No właśnie. Nie chodzi o to, czy jakaś impreza jest fajna, tylko czy jest bezpieczna. I nie chodzi tylko o bezpieczeństwo fizyczne (o nim pisałem tutaj), lecz jeszcze bardziej o bezpieczeństwo duchowe. A z tym to, delikatnie ujmując, na Woodstocku nigdy nie było najlepiej. Słynne hasło Jerzego Owsiaka „Róbta co chceta”, podobnie jak – skopiowane z oryginalnego Woodstocku – obrazki taplającej się w błocie młodzieży, musiały zrobić swoje. Bo to takie rzeczy trafiają do wyobraźni, a nie tłumaczenia, co autor miał na myśli (nawet gdyby miał na myśli coś innego). To jest skrót, prosty przekaz, a on mówi: zrzuć wreszcie krępujące cię ograniczenia, które narzucają ci w domu i w szkole, odrzuć konwenanse i stereotypy. Bądź sobą – czyli rób to, na co masz ochotę, to, co podpowiadają ci instynkty. Wyzwól się z konwenansów, masz prawo robić wszystko, do czego cię ciągnie. Chcesz żyć w błocie (w domyśle – jak świnia)? To jest fajne, zobacz, jacy szczęśliwi są ci młodzi ludzie.

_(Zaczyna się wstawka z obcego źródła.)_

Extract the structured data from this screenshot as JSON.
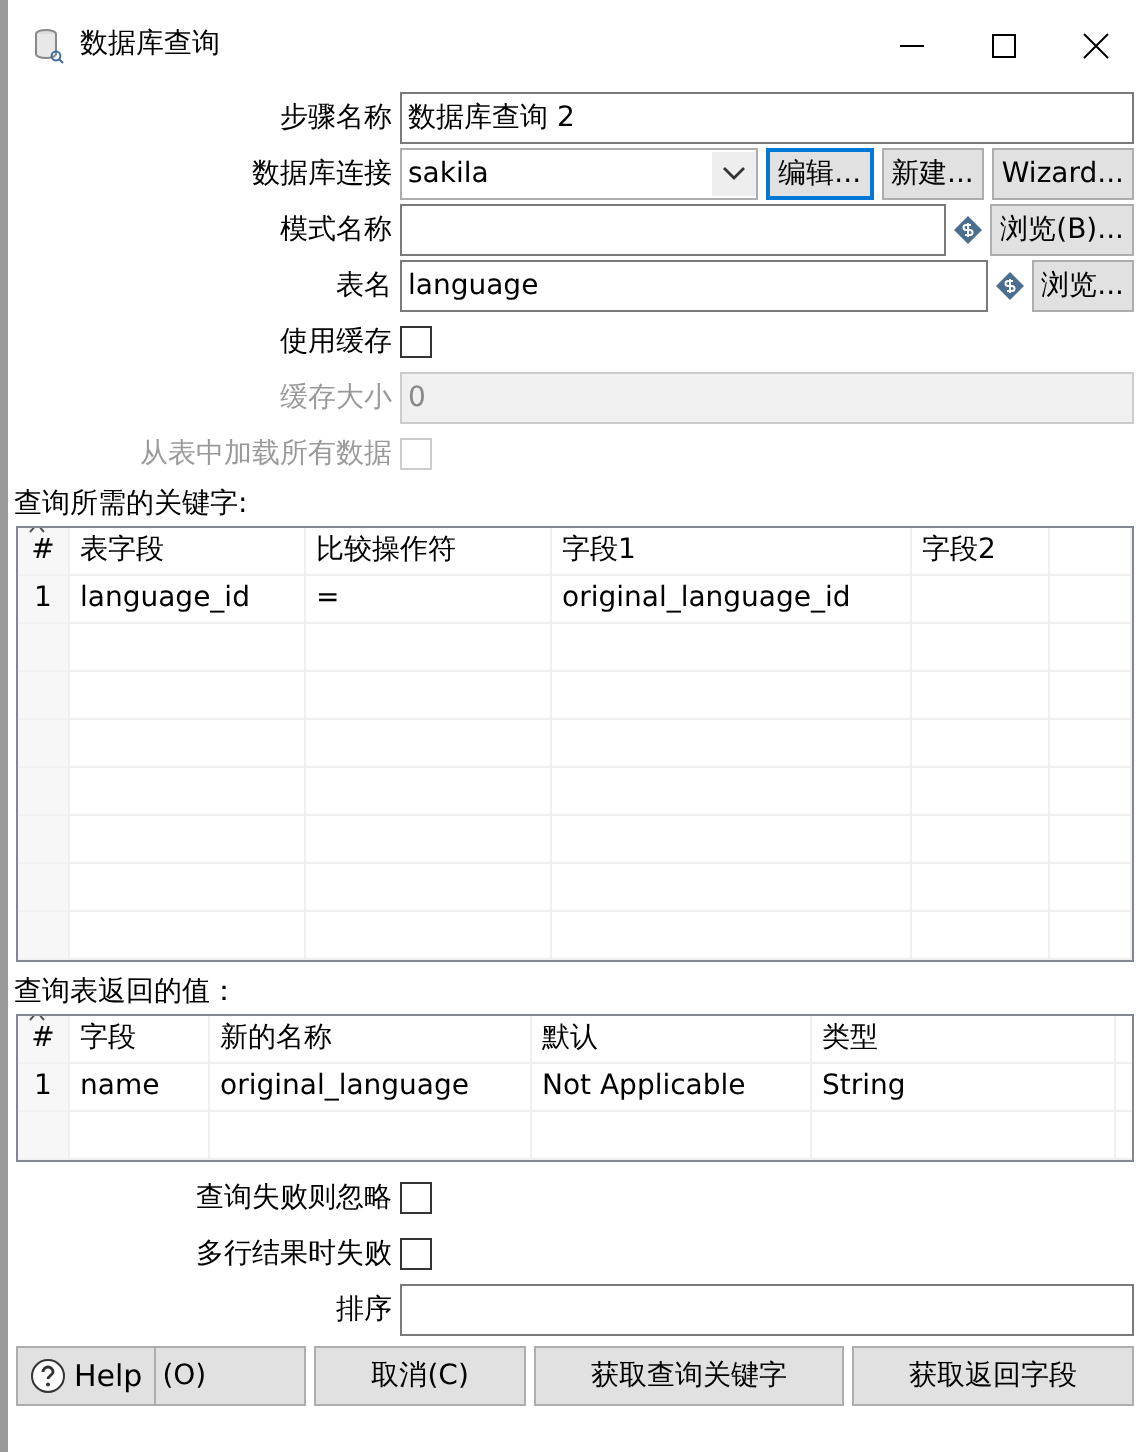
{
  "window": {
    "title": "数据库查询"
  },
  "form": [
    {
      "kind": "text",
      "label": "步骤名称",
      "value": "数据库查询 2",
      "disabled": false
    },
    {
      "kind": "select",
      "label": "数据库连接",
      "value": "sakila",
      "buttons": [
        {
          "label": "编辑...",
          "focused": true
        },
        {
          "label": "新建...",
          "focused": false
        },
        {
          "label": "Wizard...",
          "focused": false
        }
      ]
    },
    {
      "kind": "text",
      "label": "模式名称",
      "disabled": false,
      "variable_icon": true,
      "buttons": [
        {
          "label": "浏览(B)...",
          "focused": false
        }
      ]
    },
    {
      "kind": "text",
      "label": "表名",
      "value": "language",
      "disabled": false,
      "variable_icon": true,
      "buttons": [
        {
          "label": "浏览...",
          "focused": false
        }
      ]
    },
    {
      "kind": "checkbox",
      "label": "使用缓存",
      "checked": false,
      "disabled": false
    },
    {
      "kind": "text",
      "label": "缓存大小",
      "value": "0",
      "disabled": true
    },
    {
      "kind": "checkbox",
      "label": "从表中加载所有数据",
      "checked": false,
      "disabled": true
    }
  ],
  "keys_table": {
    "title": "查询所需的关键字:",
    "columns": [
      "#",
      "表字段",
      "比较操作符",
      "字段1",
      "字段2"
    ],
    "rows": [
      [
        "1",
        "language_id",
        "=",
        "original_language_id",
        ""
      ]
    ]
  },
  "return_table": {
    "title": "查询表返回的值：",
    "columns": [
      "#",
      "字段",
      "新的名称",
      "默认",
      "类型"
    ],
    "rows": [
      [
        "1",
        "name",
        "original_language",
        "Not Applicable",
        "String"
      ]
    ]
  },
  "options": [
    {
      "kind": "checkbox",
      "label": "查询失败则忽略",
      "checked": false,
      "disabled": false
    },
    {
      "kind": "checkbox",
      "label": "多行结果时失败",
      "checked": false,
      "disabled": false
    },
    {
      "kind": "text",
      "label": "排序",
      "disabled": false
    }
  ],
  "help_button": {
    "label": "Help"
  },
  "buttons": [
    "(O)",
    "取消(C)",
    "获取查询关键字",
    "获取返回字段"
  ]
}
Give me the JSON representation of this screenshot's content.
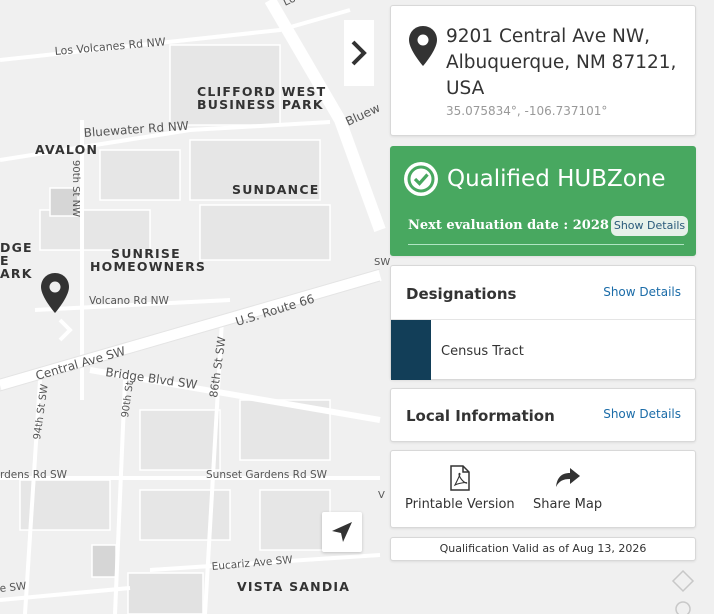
{
  "map": {
    "streets": {
      "los_volcanes": "Los Volcanes Rd NW",
      "bluewater": "Bluewater Rd NW",
      "blue_partial": "Bluew",
      "ninetieth": "90th St NW",
      "volcano": "Volcano Rd NW",
      "route66": "U.S. Route 66",
      "central": "Central Ave SW",
      "bridge": "Bridge Blvd SW",
      "ninetieth_sw": "90th St",
      "ninety_fourth": "94th St SW",
      "eighty_sixth": "86th St SW",
      "gardens": "rdens Rd SW",
      "sunset_gardens": "Sunset Gardens Rd SW",
      "eucariz": "Eucariz Ave SW",
      "e_sw": "e SW",
      "sw_partial": "SW",
      "v_partial": "V",
      "top_partial": "Lou"
    },
    "areas": {
      "clifford_1": "CLIFFORD WEST",
      "clifford_2": "BUSINESS PARK",
      "avalon": "AVALON",
      "sundance": "SUNDANCE",
      "dge_1": "DGE",
      "dge_2": "E",
      "dge_3": "ARK",
      "sunrise_1": "SUNRISE",
      "sunrise_2": "HOMEOWNERS",
      "vista_sandia": "VISTA SANDIA"
    }
  },
  "address": {
    "line1": "9201 Central Ave NW,",
    "line2": "Albuquerque, NM 87121,",
    "line3": "USA",
    "coords": "35.075834°, -106.737101°"
  },
  "status": {
    "title": "Qualified HUBZone",
    "next_eval": "Next evaluation date : 2028",
    "details_label": "Show Details",
    "color": "#48a860"
  },
  "designations": {
    "title": "Designations",
    "link": "Show Details",
    "items": [
      {
        "label": "Census Tract",
        "color": "#123e58"
      }
    ]
  },
  "local_info": {
    "title": "Local Information",
    "link": "Show Details"
  },
  "actions": {
    "printable": "Printable Version",
    "share": "Share Map"
  },
  "validity": "Qualification Valid as of Aug 13, 2026"
}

To zawsze było chwytliwe i takie metody stosowali wszelcy populiści: Dajmy ludziom to, co i tak nie jest nasze i co sami zawsze mają w zasięgu swojej ręki, ale się boją po to sięgnąć. My ich ośmielimy. Bierzcie, ludzie, co chcecie, jesteście wolni! I popatrzcie na tych zgredów, co się wami gorszą – oni są smutni, wy radośni. U nas muzyka i taniec, u nich mrok i chłód.

To bardzo prosty schemat, wielokrotnie powielany. Zrzucali te swoje „kajdany” hippisi, zrzucali anarchiści, rewolucjoniści seksualni i inni. I zawsze na początku była euforia, bo się ludziom wydało, że już teraz tak będzie: będę robił, co chcę. Ale po czasie nieodmiennie okazywało się, że te zrzucone „kajdany” to był ich skarb, dobytek, który wyrzucili w błoto.

Dobrze, jeśli dawne „dzieci kwiaty” się pozbierały, założyły krawaty i wzięły odpowiedzialność za siebie i ludzi od nich zależnych. Wielu się jednak nie pozbierało, bo lewacka „wolność”, której zakosztowali u progu dorosłości, trwale uszkodziła im busolę.

Nie twierdzę, że każdy uczestnik „Przystanku” poniesie podobne duchowe szkody, ale pod tym względem od początku była to impreza o podwyższonym ryzyku. Nie zrozumie tego ktoś, komu jest wszystko jedno, w co człowiek wierzy i czy, na przykład, jest mu obojętne, kiedy i w jakiej sytuacji jego dziecko przeżyje inicjację seksualną. Jeśli jednak ktoś rozumie wartość poznania Chrystusa, więc i wszystko, co z tego wynika, to raczej nie będzie się zachwycał jarmarkiem idei i religii, jakim jest Woodstock. Miejsce, w którym prowadzi się promocję obcych grup religijnych w rodzaju  Hare Kriszna, nie może być przez chrześcijanina uznane za duchowo obojętne. Nie może mu być obojętne miejsce, w którym nie są jasno określone zasady moralne i w którym podaż grzechu jest znacznie większa niż w normalnych sytuacjach. Jeśli jest inaczej, to trudno mówić o chrześcijaństwie tego człowieka.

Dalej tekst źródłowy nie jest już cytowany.